Table tennis might be the most underrated deception sport in the history of the human experiment. Pay attention to the spin on the ball here, how it bounces. The American table tennis team chatted with Steph Curry & Anthony Edwards on the boat during the opening ceremony, and apparently the basketball players were shocked that the table tennis players were, you know, Olympic. They firmly believed they would win 21-0. And so the basketball players did the best thing possible and hung out at the table tennis matches.
It’s hard for my eyes to follow fencing, but I absolutely live for facial expressions like the one on the winning (trailblazer!) player for Team USA at 6:30 of this.
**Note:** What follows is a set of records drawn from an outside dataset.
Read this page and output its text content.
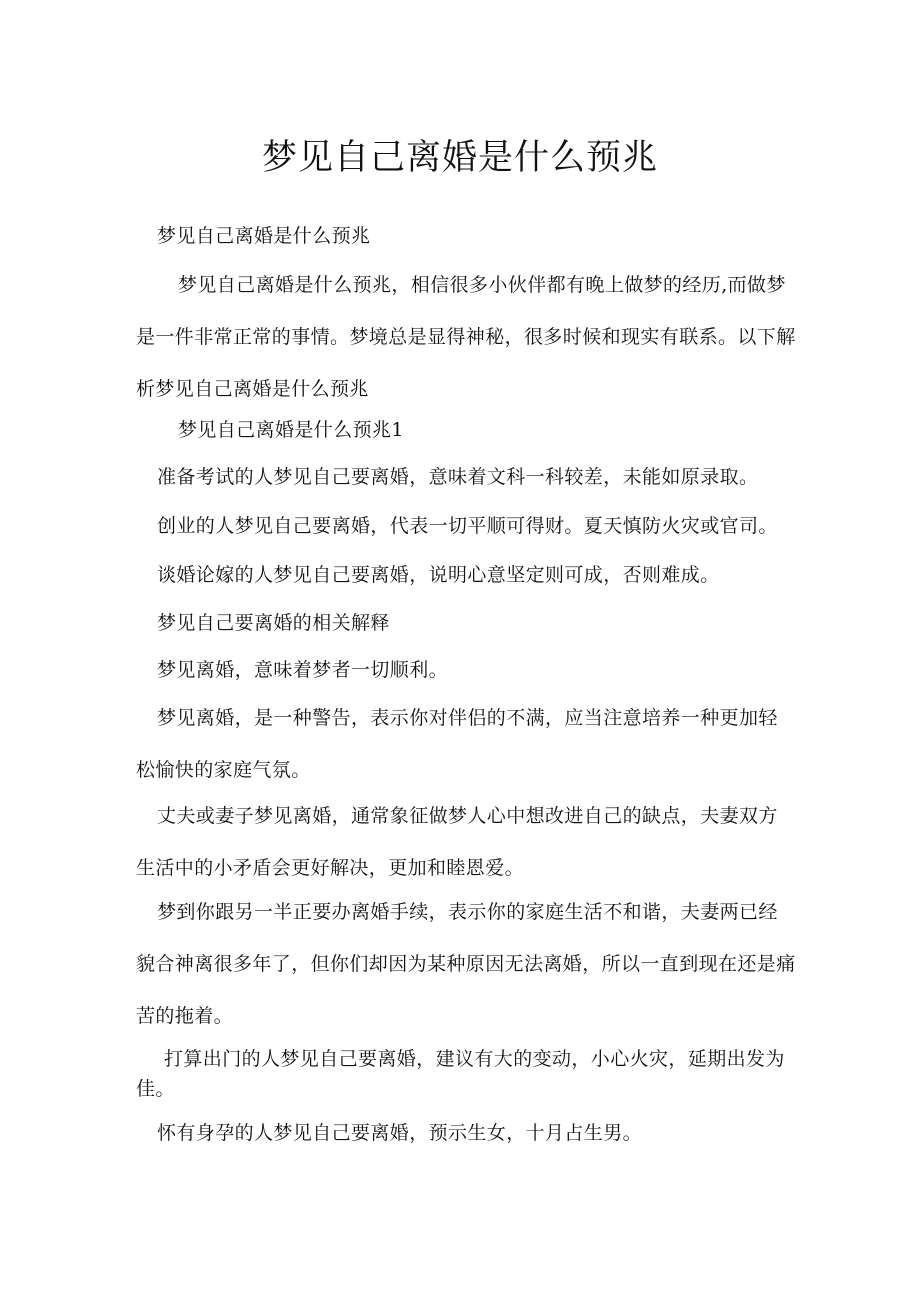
梦见自己离婚是什么预兆

梦见自己离婚是什么预兆

梦见自己离婚是什么预兆，相信很多小伙伴都有晚上做梦的经历,而做梦是一件非常正常的事情。梦境总是显得神秘，很多时候和现实有联系。以下解析梦见自己离婚是什么预兆

梦见自己离婚是什么预兆1

准备考试的人梦见自己要离婚，意味着文科一科较差，未能如原录取。

创业的人梦见自己要离婚，代表一切平顺可得财。夏天慎防火灾或官司。

谈婚论嫁的人梦见自己要离婚，说明心意坚定则可成，否则难成。

梦见自己要离婚的相关解释

梦见离婚，意味着梦者一切顺利。

梦见离婚，是一种警告，表示你对伴侣的不满，应当注意培养一种更加轻松愉快的家庭气氛。

丈夫或妻子梦见离婚，通常象征做梦人心中想改进自己的缺点，夫妻双方生活中的小矛盾会更好解决，更加和睦恩爱。

梦到你跟另一半正要办离婚手续，表示你的家庭生活不和谐，夫妻两已经貌合神离很多年了，但你们却因为某种原因无法离婚，所以一直到现在还是痛苦的拖着。

打算出门的人梦见自己要离婚，建议有大的变动，小心火灾，延期出发为佳。

怀有身孕的人梦见自己要离婚，预示生女，十月占生男。
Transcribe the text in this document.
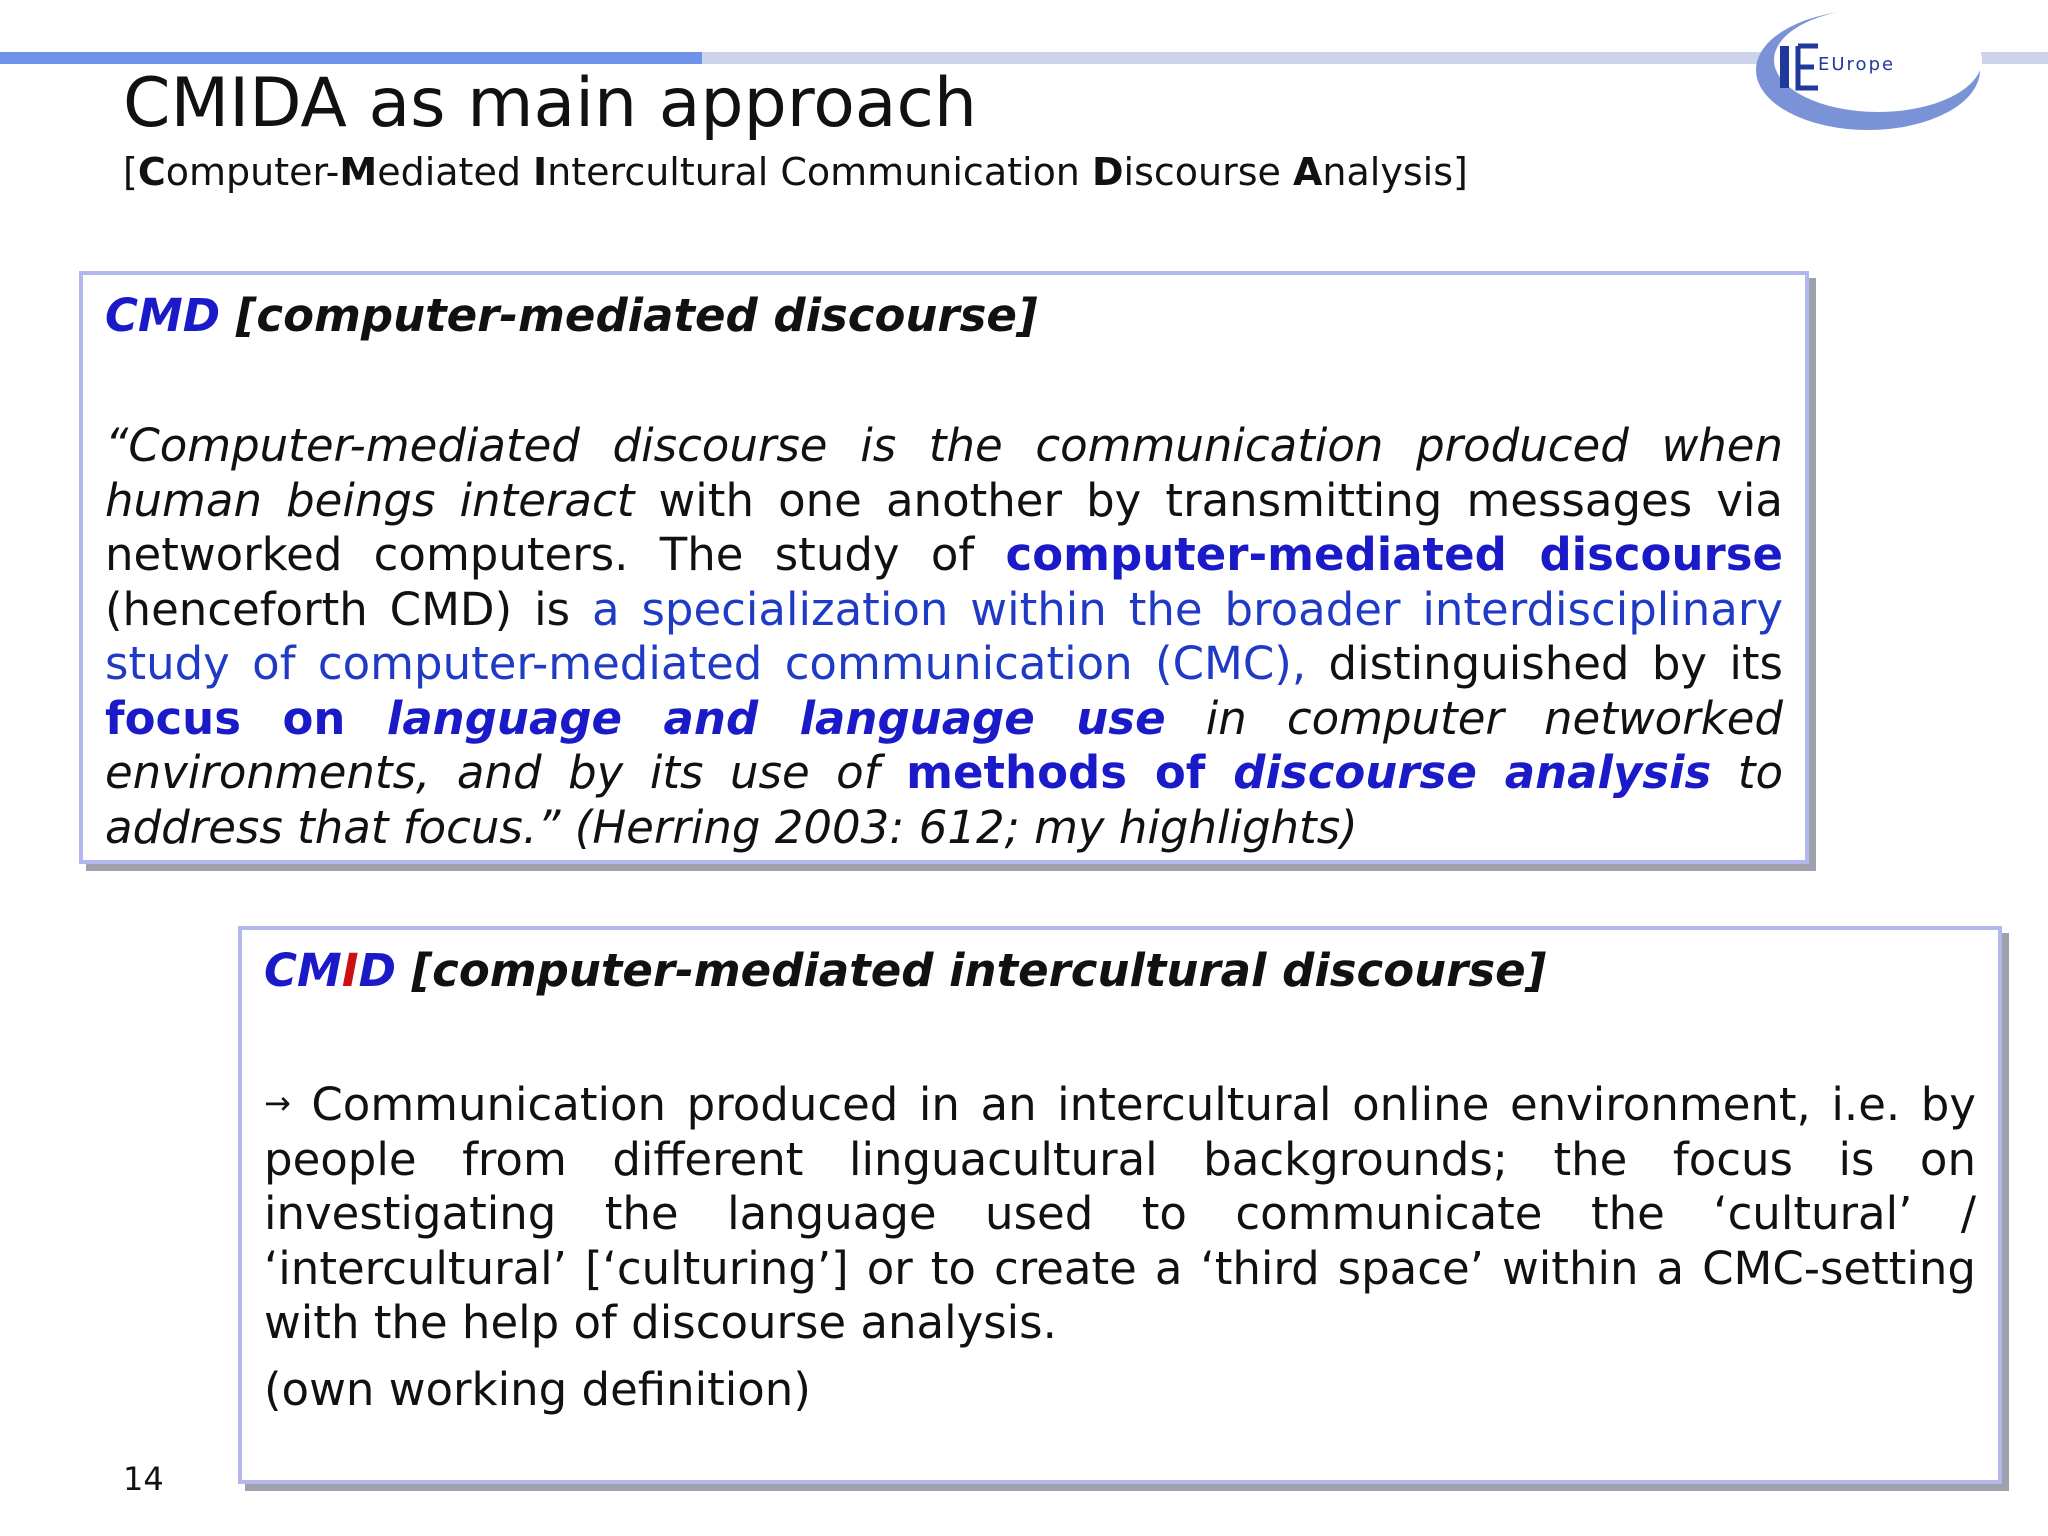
EUrope
CMIDA as main approach
[Computer-Mediated Intercultural Communication Discourse Analysis]

CMD [computer-mediated discourse]

“Computer-mediated discourse is the communication produced when human beings interact with one another by transmitting messages via networked computers. The study of computer-mediated discourse (henceforth CMD) is a specialization within the broader interdisciplinary study of computer-mediated communication (CMC), distinguished by its focus on language and language use in computer networked environments, and by its use of methods of discourse analysis to address that focus.” (Herring 2003: 612; my highlights)

CMID [computer-mediated intercultural discourse]

→ Communication produced in an intercultural online environment, i.e. by people from different linguacultural backgrounds; the focus is on investigating the language used to communicate the ‘cultural’ / ‘intercultural’ [‘culturing’] or to create a ‘third space’ within a CMC-setting with the help of discourse analysis.

(own working definition)

14
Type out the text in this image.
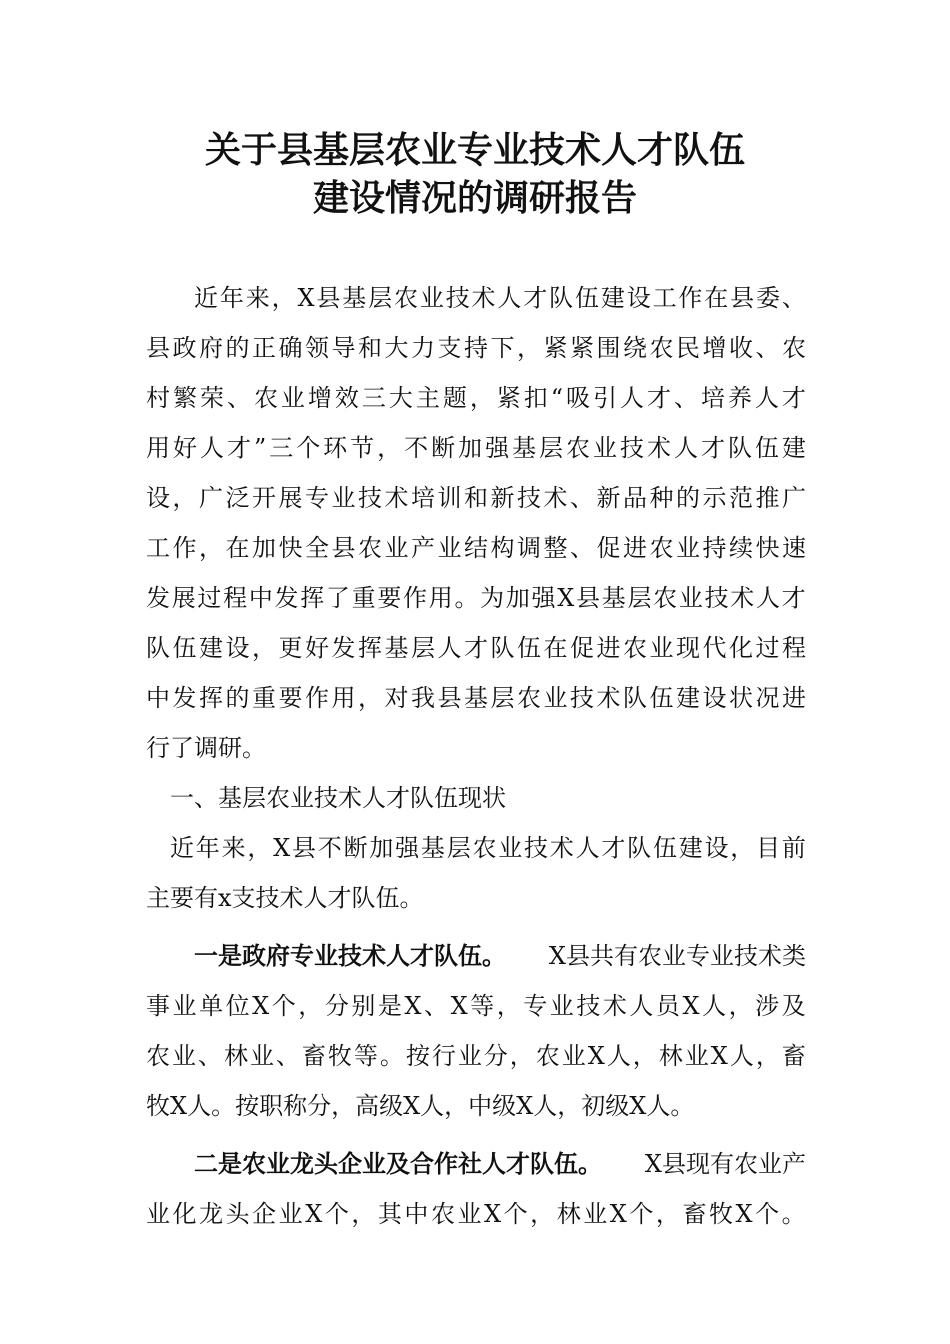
关于县基层农业专业技术人才队伍
建设情况的调研报告
近 年 来 ， X 县 基 层 农 业 技 术 人 才 队 伍 建 设 工 作 在 县 委 、
县 政 府 的 正 确 领 导 和 大 力 支 持 下 ， 紧 紧 围 绕 农 民 增 收 、 农
村 繁 荣 、 农 业 增 效 三 大 主 题 ， 紧 扣 “ 吸 引 人 才 、 培 养 人 才
用 好 人 才 ” 三 个 环 节 ， 不 断 加 强 基 层 农 业 技 术 人 才 队 伍 建
设 ， 广 泛 开 展 专 业 技 术 培 训 和 新 技 术 、 新 品 种 的 示 范 推 广
工 作 ， 在 加 快 全 县 农 业 产 业 结 构 调 整 、 促 进 农 业 持 续 快 速
发 展 过 程 中 发 挥 了 重 要 作 用 。 为 加 强 X 县 基 层 农 业 技 术 人 才
队 伍 建 设 ， 更 好 发 挥 基 层 人 才 队 伍 在 促 进 农 业 现 代 化 过 程
中 发 挥 的 重 要 作 用 ， 对 我 县 基 层 农 业 技 术 队 伍 建 设 状 况 进
行了调研。
一、基层农业技术人才队伍现状
近 年 来 ， X 县 不 断 加 强 基 层 农 业 技 术 人 才 队 伍 建 设 ， 目 前
主要有x支技术人才队伍。
一是政府专业技术人才队伍。 X县共有农业专业技术类
事 业 单 位 X 个 ， 分 别 是 X 、 X 等 ， 专 业 技 术 人 员 X 人 ， 涉 及
农 业 、 林 业 、 畜 牧 等 。 按 行 业 分 ， 农 业 X 人 ， 林 业 X 人 ， 畜
牧X人。按职称分，高级X人，中级X人，初级X人。
二是农业龙头企业及合作社人才队伍。 X县现有农业产
业 化 龙 头 企 业 X 个 ， 其 中 农 业 X 个 ， 林 业 X 个 ， 畜 牧 X 个 。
That’s the look of someone who knows that her life just changed forever, who never believed for a second that it would happen. It happened, y’all.
There are nailbiters like the incorrectly-called 0.005 second difference in a comeback-fueled 9.7 second race, and then there are nailbiters like the gold match in archery, where it had to go to a single-shot face-off that was decided by five millimeters. Imagine the most important moment of your whole sports career, something you’ve probably trained decades for, coming down to five millimeters on one shot.
I’m well aware that the Olympics are problematic, especially since I once campaigned against Chicago’s failed 2016 bid. But man, if you watch any of those and don’t feel something. And it feels like Paris is mostly doing it right, in a way that doesn’t full-throttle ruin the city. In conclusion, please send me all of the best Olympic highlights that you have and I will absolutely dine out on them.